/
Rabu, 06 Juli 2022 | 17:07 WIB
Pensil Bersejarah

Metro, Suara.com- Masalah pengelolaan sampah perkotaan adalah salah satu topik yang terus dibincangkan berbagai kalangan. Hal itulah yang mendorong Fizul Surya Pribadi menerjemahkan tesisnya yang terkait dengan pengelolaan sampah dan ekonomi sirkular di Kota Metro dan 

Lulusan S2 dari Universitas Twente Belanda tersebut menggandeng penerbit lokal Pensil Bersejarah untuk memperluas diskursus terkait pengelolaan sampah dan ekonomi sirkular.

"Transisi kepada circular economy merupakan salah satu upaya untuk mempercepat tercapainya tujuan pembangunan berkelanjutan yang tidak hanya mementingkan aspek Profit (ekonomi) semata tetapi juga mementingkan aspek People (sosial) dan Planet (lingkungan) secara simultan dimana yang ditekankan adalah prinsip untuk kembali kepada cara allam bekerja yaitu ketiadaan sampah,"jelas Fizul.

Menurutnya pengelolaan sampah di Kota Metro lewat integrasi circular economy mendorong untuk melakukan pendekatan-pendekatan baru sebagai upaya tambahan dari upaya yang selama ini sudah dilakukan. Upaya yang mengedepankan prinsip win-win solution untuk stakeholder pengelolaan sampah di Kota Metro.

"Untuk itu diperlukan kolaborasi yang sifatnya tidak konvensional terkait pengelolaan sampah di Kota Metro baik dengan melibatkan komunitas, swasta hingga sektor pebankan,"ujarnya.

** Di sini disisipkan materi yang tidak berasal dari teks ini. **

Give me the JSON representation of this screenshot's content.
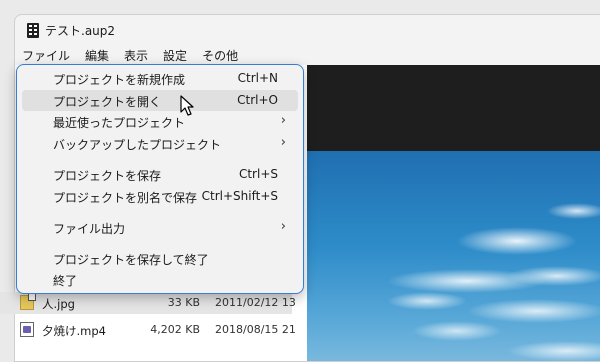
{
  "window": {
    "title": "テスト.aup2"
  },
  "menubar": {
    "items": [
      "ファイル",
      "編集",
      "表示",
      "設定",
      "その他"
    ]
  },
  "file_menu": {
    "new_project": {
      "label": "プロジェクトを新規作成",
      "shortcut": "Ctrl+N"
    },
    "open_project": {
      "label": "プロジェクトを開く",
      "shortcut": "Ctrl+O"
    },
    "recent_projects": {
      "label": "最近使ったプロジェクト",
      "arrow": "›"
    },
    "backup_projects": {
      "label": "バックアップしたプロジェクト",
      "arrow": "›"
    },
    "save_project": {
      "label": "プロジェクトを保存",
      "shortcut": "Ctrl+S"
    },
    "save_as": {
      "label": "プロジェクトを別名で保存",
      "shortcut": "Ctrl+Shift+S"
    },
    "file_export": {
      "label": "ファイル出力",
      "arrow": "›"
    },
    "save_and_exit": {
      "label": "プロジェクトを保存して終了"
    },
    "exit": {
      "label": "終了"
    }
  },
  "files": [
    {
      "name": "人.jpg",
      "size": "33 KB",
      "date": "2011/02/12 13",
      "icon": "jpg-file-icon"
    },
    {
      "name": "夕焼け.mp4",
      "size": "4,202 KB",
      "date": "2018/08/15 21",
      "icon": "mp4-file-icon"
    }
  ],
  "colors": {
    "accent": "#3a7bd5",
    "menu_bg": "#f2f2f2",
    "hover": "#e0e0e0"
  }
}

Sebelumnya pada 7 Jui 2022 Pemerintah Kota Metro melakukan penandatanganan komitmen di Bumi Perkemahan Sumbersari Bantul, Metro Selatan sebagai bagian dari Hari Lingkungan Hidup Sedunia serta perayaan HUT Kota Metro ke-85.

Terpisah, Adi Setyawan dari Pensil Bersejarah mengatakan buku karya Fizul tersebut akan didiskusikan pada Jum'at 8 Juli 2022 mendatang mulai Pukul 15.00.

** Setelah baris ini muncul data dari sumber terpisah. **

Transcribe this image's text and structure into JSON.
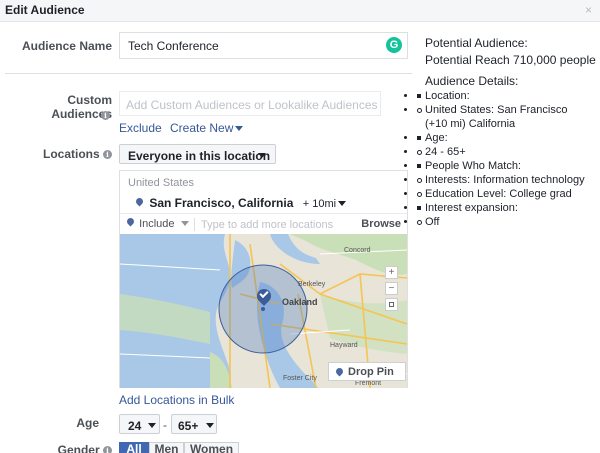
{
  "header": {
    "title": "Edit Audience",
    "close": "×"
  },
  "audience_name": {
    "label": "Audience Name",
    "value": "Tech Conference",
    "grammarly": "G"
  },
  "custom_audiences": {
    "label": "Custom Audiences",
    "placeholder": "Add Custom Audiences or Lookalike Audiences",
    "exclude": "Exclude",
    "create_new": "Create New"
  },
  "locations": {
    "label": "Locations",
    "scope": "Everyone in this location",
    "country": "United States",
    "city": "San Francisco, California",
    "radius": "+ 10mi",
    "include": "Include",
    "search_placeholder": "Type to add more locations",
    "browse": "Browse",
    "drop_pin": "Drop Pin",
    "add_bulk": "Add Locations in Bulk",
    "map_labels": {
      "concord": "Concord",
      "berkeley": "Berkeley",
      "oakland": "Oakland",
      "hayward": "Hayward",
      "foster_city": "Foster City",
      "fremont": "Fremont"
    },
    "zoom_in": "+",
    "zoom_out": "−"
  },
  "age": {
    "label": "Age",
    "min": "24",
    "max": "65+",
    "sep": "-"
  },
  "gender": {
    "label": "Gender",
    "options": [
      "All",
      "Men",
      "Women"
    ]
  },
  "potential": {
    "heading": "Potential Audience:",
    "reach": "Potential Reach 710,000 people",
    "details_heading": "Audience Details:",
    "details": [
      {
        "text": "Location:",
        "sub": false
      },
      {
        "text": "United States: San Francisco (+10 mi) California",
        "sub": true
      },
      {
        "text": "Age:",
        "sub": false
      },
      {
        "text": "24 - 65+",
        "sub": true
      },
      {
        "text": "People Who Match:",
        "sub": false
      },
      {
        "text": "Interests: Information technology",
        "sub": true
      },
      {
        "text": "Education Level: College grad",
        "sub": true
      },
      {
        "text": "Interest expansion:",
        "sub": false
      },
      {
        "text": "Off",
        "sub": true
      }
    ]
  },
  "colors": {
    "link": "#365899",
    "accent": "#4267b2",
    "map_water": "#a9c8e8"
  }
}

"Buku ini merupakan bagian dari program kami 1 bulan 1 buku baru, sebelumnya pada Juni kami menerbitkan buku 85 Tahun Kota Metro bersama puluhan penulis Metro,"ungkapnya.

Adi menambahkan bahwa diskusi buku ini akan menghadirkan tiga narasumber yakni Fizul selaku penulis buku, Wayan Nata dari BNI dan Yerri Noer Kartiko dari Dinas Lingkungan Hidup Kota Metro.

Baca Juga: Kemnaker Dorong Perusahaan Terapkan Hubungan Industrial Pancasila untuk Pertumbuhan Ekonomi

"Peserta diskusi juga akan mendapatkan soft drink yang disediakan oleh Coca Cola,"tambahnya.

Sementara itu Yayan dari Coca Cola mengatakan pihaknya bersama  Pemerintah Kota Metro telah melakukan penandatanganan Komitmen Bersama Pilot Project Bank Sampah.

"Bank Sampah tersebut merupakan bagian dari strategi untuk mengurangi beban sampah di Tempat Pemrosesan Akhir (TPA) dan mengurangi risiko gas rumah kaca yang berkontribusi pada perubahan iklim, meningkatnya sumber emisi metana, serta pencemaran air dan tanah," pungkasnya.